When your kid was small, he was in love with a toy. A toy he will take everywhere, will be sad even on the thought of losing that toy. What did you do?
As a parent, you would have always expressed your love towards that toy and respect towards your kid’s feeling. It is said that if you respect the feelings of your kid, your kid will turn out to be a respectful person in the future.
Now when your kid is all grown up, has fallen in love or you have searched for a matrimonial alliance for him. This is a very important phase of your child’s life and even the new member of your family’s life. Go back to that time when you were in same boat. You were all so excited with the thought of your own wedding. Some people would have treated you so well or some would have simply ignored or ill-treated you. Have you forgotten anything? If the answer is no, then ensure that you only give positive and happy moments which your kids when think in their life, should only be happy about.
This is the time of your son’s life when he is stepping to a new life. Here are some tips to avoid any confusions and problems what as new in-laws you should know:
1- You always respected your kid’s choices, not it’s a real person in his life. Respect that person too. Your respect and love towards this member will only bring your child and the new person closer to you.
2- Don’t always think the intensions to be wrong: It is obvious that confusions will come but that should not mean that you start thinking about the wrong intensions of this new person.
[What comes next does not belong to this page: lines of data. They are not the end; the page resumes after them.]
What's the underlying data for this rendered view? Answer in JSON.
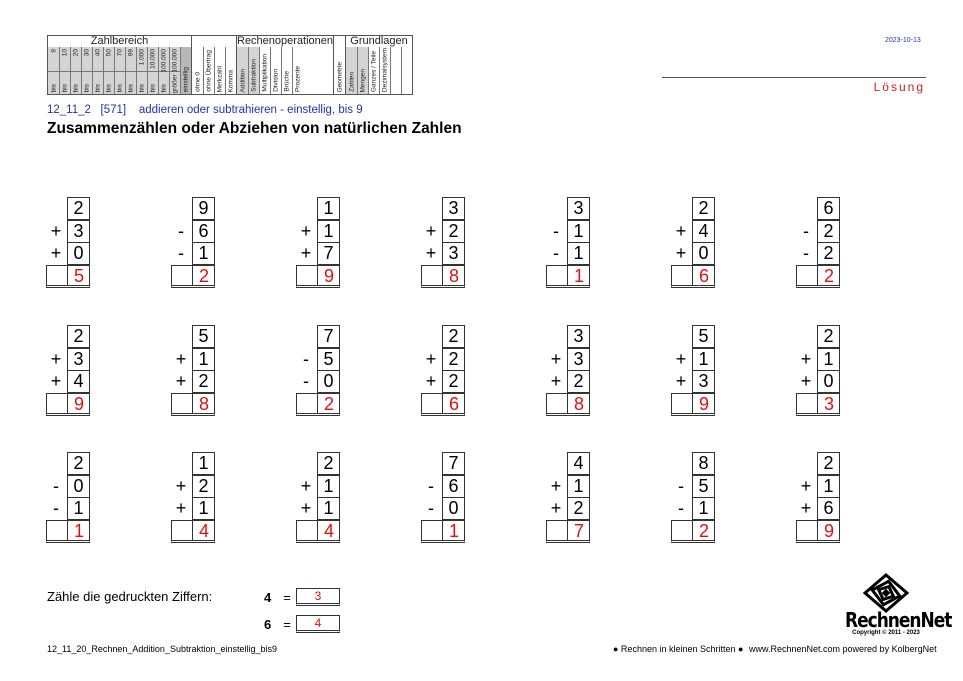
{
  "header": {
    "groups": [
      {
        "title": "Zahlbereich",
        "columns": [
          {
            "top": "9",
            "bottom": "bis"
          },
          {
            "top": "10",
            "bottom": "bis"
          },
          {
            "top": "20",
            "bottom": "bis"
          },
          {
            "top": "30",
            "bottom": "bis"
          },
          {
            "top": "40",
            "bottom": "bis"
          },
          {
            "top": "50",
            "bottom": "bis"
          },
          {
            "top": "70",
            "bottom": "bis"
          },
          {
            "top": "99",
            "bottom": "bis"
          },
          {
            "top": "1.000",
            "bottom": "bis"
          },
          {
            "top": "10.000",
            "bottom": "bis"
          },
          {
            "top": "100.000",
            "bottom": "bis"
          },
          {
            "top": "größer 100.000",
            "bottom": ""
          },
          {
            "top": "",
            "bottom": "einstellig"
          }
        ]
      },
      {
        "title": "",
        "columns": [
          {
            "top": "",
            "bottom": "ohne 0"
          },
          {
            "top": "",
            "bottom": "ohne Übertrag"
          },
          {
            "top": "",
            "bottom": "Merkzahl"
          },
          {
            "top": "",
            "bottom": "Komma"
          }
        ]
      },
      {
        "title": "Rechenoperationen",
        "columns": [
          {
            "top": "",
            "bottom": "Addition"
          },
          {
            "top": "",
            "bottom": "Subtraktion"
          },
          {
            "top": "",
            "bottom": "Multiplikation"
          },
          {
            "top": "",
            "bottom": "Division"
          },
          {
            "top": "",
            "bottom": "Brüche"
          },
          {
            "top": "",
            "bottom": "Prozente"
          }
        ]
      },
      {
        "title": "",
        "columns": [
          {
            "top": "",
            "bottom": "Geometrie"
          }
        ]
      },
      {
        "title": "Grundlagen",
        "columns": [
          {
            "top": "",
            "bottom": "Zahlen"
          },
          {
            "top": "",
            "bottom": "Mengen"
          },
          {
            "top": "",
            "bottom": "Ganzes / Teile"
          },
          {
            "top": "",
            "bottom": "Dezimalsystem"
          },
          {
            "top": "",
            "bottom": ""
          },
          {
            "top": "",
            "bottom": ""
          }
        ]
      }
    ],
    "date": "2023-10-13",
    "solution_label": "Lösung"
  },
  "worksheet": {
    "code": "12_11_2   [571]    addieren oder subtrahieren - einstellig, bis 9",
    "title": "Zusammenzählen oder Abziehen von natürlichen Zahlen"
  },
  "problems": [
    {
      "n": [
        "2",
        "3",
        "0"
      ],
      "ops": [
        "+",
        "+"
      ],
      "ans": "5"
    },
    {
      "n": [
        "9",
        "6",
        "1"
      ],
      "ops": [
        "-",
        "-"
      ],
      "ans": "2"
    },
    {
      "n": [
        "1",
        "1",
        "7"
      ],
      "ops": [
        "+",
        "+"
      ],
      "ans": "9"
    },
    {
      "n": [
        "3",
        "2",
        "3"
      ],
      "ops": [
        "+",
        "+"
      ],
      "ans": "8"
    },
    {
      "n": [
        "3",
        "1",
        "1"
      ],
      "ops": [
        "-",
        "-"
      ],
      "ans": "1"
    },
    {
      "n": [
        "2",
        "4",
        "0"
      ],
      "ops": [
        "+",
        "+"
      ],
      "ans": "6"
    },
    {
      "n": [
        "6",
        "2",
        "2"
      ],
      "ops": [
        "-",
        "-"
      ],
      "ans": "2"
    },
    {
      "n": [
        "2",
        "3",
        "4"
      ],
      "ops": [
        "+",
        "+"
      ],
      "ans": "9"
    },
    {
      "n": [
        "5",
        "1",
        "2"
      ],
      "ops": [
        "+",
        "+"
      ],
      "ans": "8"
    },
    {
      "n": [
        "7",
        "5",
        "0"
      ],
      "ops": [
        "-",
        "-"
      ],
      "ans": "2"
    },
    {
      "n": [
        "2",
        "2",
        "2"
      ],
      "ops": [
        "+",
        "+"
      ],
      "ans": "6"
    },
    {
      "n": [
        "3",
        "3",
        "2"
      ],
      "ops": [
        "+",
        "+"
      ],
      "ans": "8"
    },
    {
      "n": [
        "5",
        "1",
        "3"
      ],
      "ops": [
        "+",
        "+"
      ],
      "ans": "9"
    },
    {
      "n": [
        "2",
        "1",
        "0"
      ],
      "ops": [
        "+",
        "+"
      ],
      "ans": "3"
    },
    {
      "n": [
        "2",
        "0",
        "1"
      ],
      "ops": [
        "-",
        "-"
      ],
      "ans": "1"
    },
    {
      "n": [
        "1",
        "2",
        "1"
      ],
      "ops": [
        "+",
        "+"
      ],
      "ans": "4"
    },
    {
      "n": [
        "2",
        "1",
        "1"
      ],
      "ops": [
        "+",
        "+"
      ],
      "ans": "4"
    },
    {
      "n": [
        "7",
        "6",
        "0"
      ],
      "ops": [
        "-",
        "-"
      ],
      "ans": "1"
    },
    {
      "n": [
        "4",
        "1",
        "2"
      ],
      "ops": [
        "+",
        "+"
      ],
      "ans": "7"
    },
    {
      "n": [
        "8",
        "5",
        "1"
      ],
      "ops": [
        "-",
        "-"
      ],
      "ans": "2"
    },
    {
      "n": [
        "2",
        "1",
        "6"
      ],
      "ops": [
        "+",
        "+"
      ],
      "ans": "9"
    }
  ],
  "count": {
    "label": "Zähle die gedruckten Ziffern:",
    "rows": [
      {
        "digit": "4",
        "eq": "=",
        "value": "3"
      },
      {
        "digit": "6",
        "eq": "=",
        "value": "4"
      }
    ]
  },
  "logo": {
    "brand": "RechnenNet",
    "copyright": "Copyright © 2011 - 2023"
  },
  "footer": {
    "left": "12_11_20_Rechnen_Addition_Subtraktion_einstellig_bis9",
    "middle": "● Rechnen in kleinen Schritten ●",
    "right": "www.RechnenNet.com powered by KolbergNet"
  }
}
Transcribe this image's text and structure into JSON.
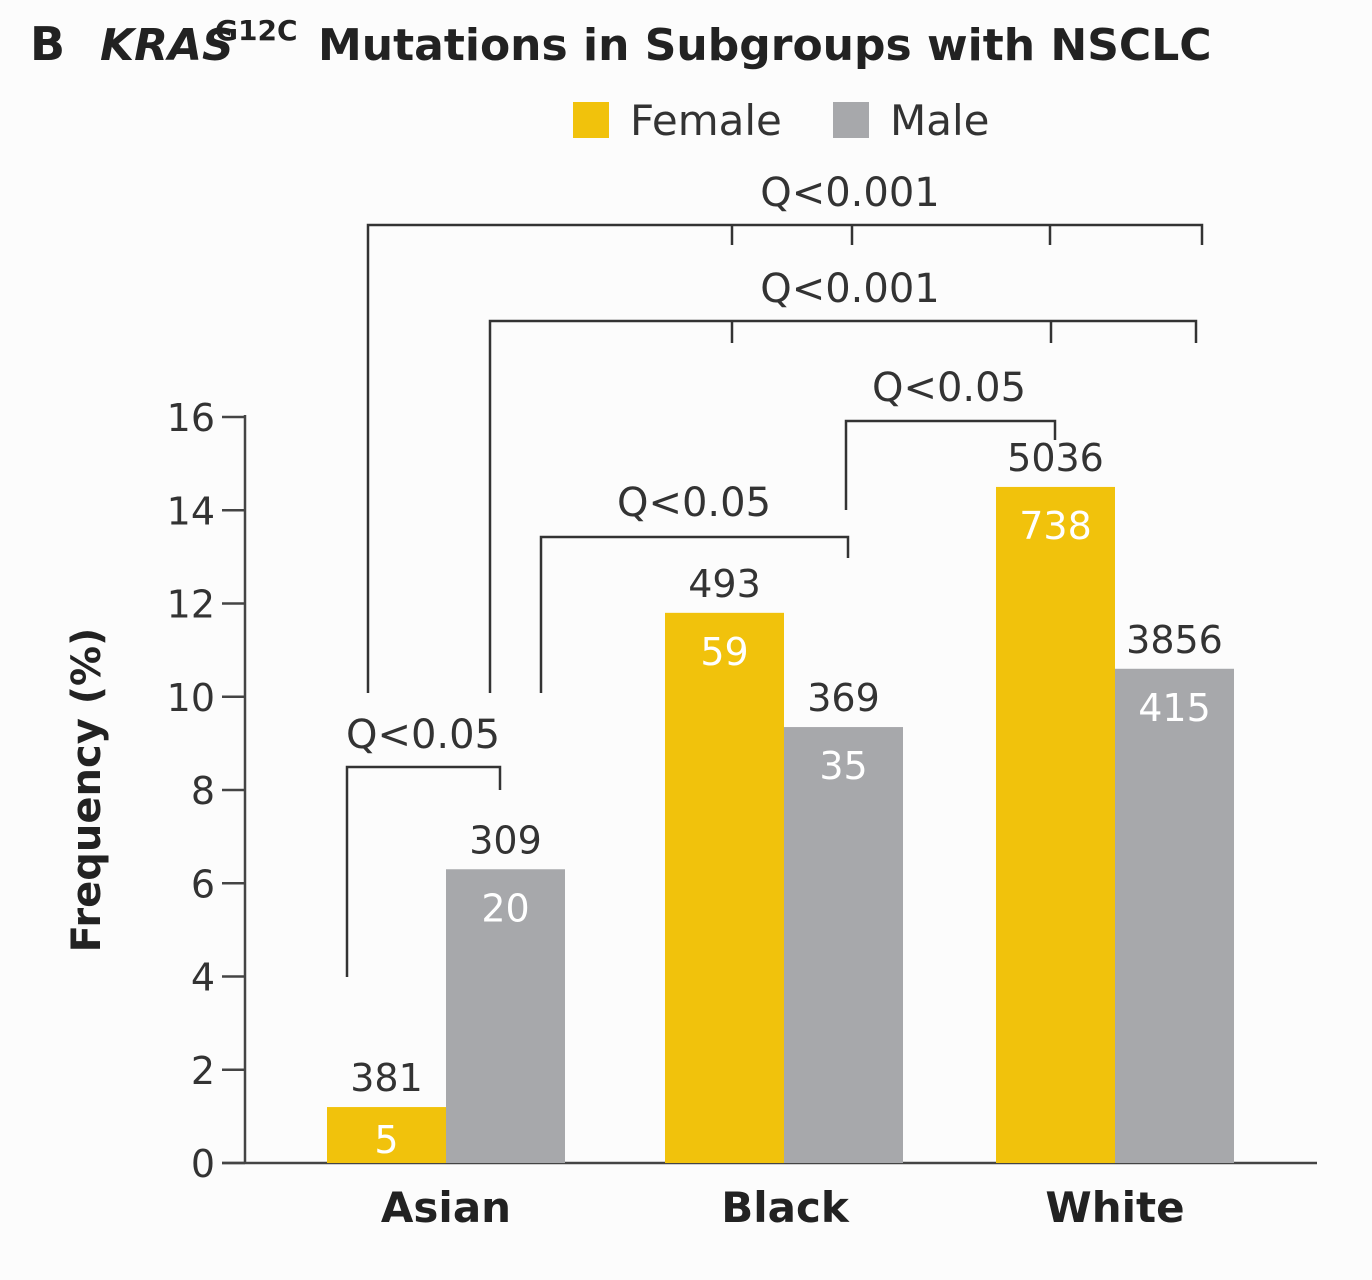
{
  "panel_label": "B",
  "title_gene": "KRAS",
  "title_superscript": "G12C",
  "title_rest": "Mutations in Subgroups with NSCLC",
  "legend": [
    {
      "label": "Female",
      "color": "#f1c20c"
    },
    {
      "label": "Male",
      "color": "#a7a8ab"
    }
  ],
  "chart_data": {
    "type": "bar",
    "categories": [
      "Asian",
      "Black",
      "White"
    ],
    "ylabel": "Frequency (%)",
    "ylim": [
      0,
      16
    ],
    "yticks": [
      0,
      2,
      4,
      6,
      8,
      10,
      12,
      14,
      16
    ],
    "series": [
      {
        "name": "Female",
        "color": "#f1c20c",
        "values": [
          1.2,
          11.8,
          14.5
        ],
        "totals": [
          "381",
          "493",
          "5036"
        ],
        "mutants": [
          "5",
          "59",
          "738"
        ]
      },
      {
        "name": "Male",
        "color": "#a7a8ab",
        "values": [
          6.3,
          9.35,
          10.6
        ],
        "totals": [
          "309",
          "369",
          "3856"
        ],
        "mutants": [
          "20",
          "35",
          "415"
        ]
      }
    ],
    "significance": [
      {
        "label": "Q<0.05",
        "comparison": "Asian Female vs Asian Male"
      },
      {
        "label": "Q<0.05",
        "comparison": "Asian vs Black Female"
      },
      {
        "label": "Q<0.05",
        "comparison": "Black vs White Female"
      },
      {
        "label": "Q<0.001",
        "comparison": "Asian vs Black and White"
      },
      {
        "label": "Q<0.001",
        "comparison": "Asian vs Black and White"
      }
    ]
  }
}
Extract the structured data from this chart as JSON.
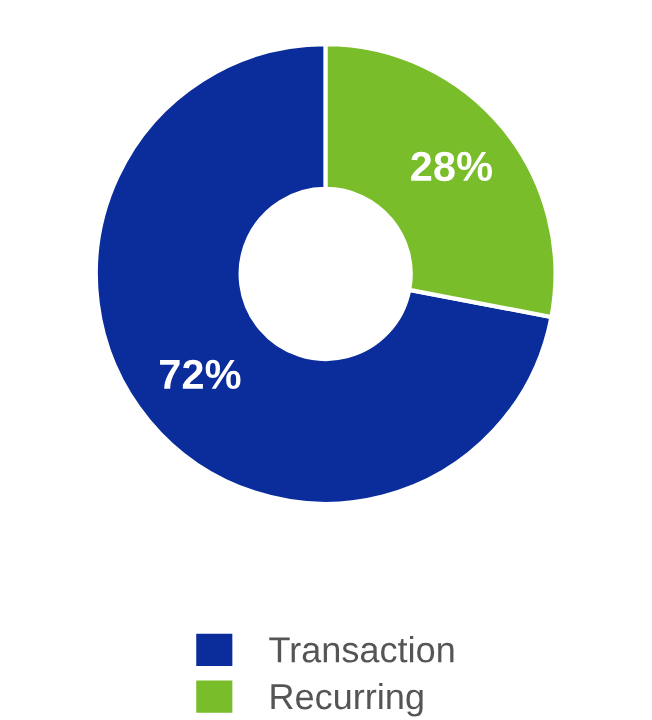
{
  "chart_data": {
    "type": "donut",
    "categories": [
      "Transaction",
      "Recurring"
    ],
    "values": [
      72,
      28
    ],
    "colors": [
      "#0a2d9b",
      "#79bd2a"
    ],
    "value_labels": [
      "72%",
      "28%"
    ],
    "legend": "bottom"
  }
}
3- Treat her the way you treat your own daughter or the way you want your daughter to be treated at her in-laws house. If you can achieve this then there is no reason there is a difference in the family.
4- Show special treatments on special events. Life is too short, don’t feel shy to express your love towards your son or the daughter-in-law. This will only create the bonding strong.
5- Don’t compare the situations of your daughter-in-law with yourself. This is sometimes a big problem in houses. Time changes and so the circumstances. Don’t keep comparing your daughter in law with how your life was at that time. This creates distance as you are never able to think beyond yourself.
6- We never think our married daughter is wrong in any way. Give the same benefit of doubt to your daughter-in-law too.
7- It is a difficult phase of parenting but with efforts and positive outlook you can change things.
8- There is no harm in expressing love to your son. If you don’t do that you are only creating walls between the family. Your son also need the same love as your daughter but parents sometimes forget this due to which the son prefers to keep a distance.
9- Keep your expectation level low. What do you expect once your daughter is married? You only believe in giving but sometimes we expect too much from a son. This puts your son in a lot of pressure. He has so many people to look after. Believe it, he has not forgotten you but may be its still time for him to come to a right position.
10- While saying anything in public about daughter or the son, understand that both are people with feelings. You don’t expect your kids to say bad things about parents on public platforms so you should also be careful in selection of words. This will do no wonder but will take your child little more away from you.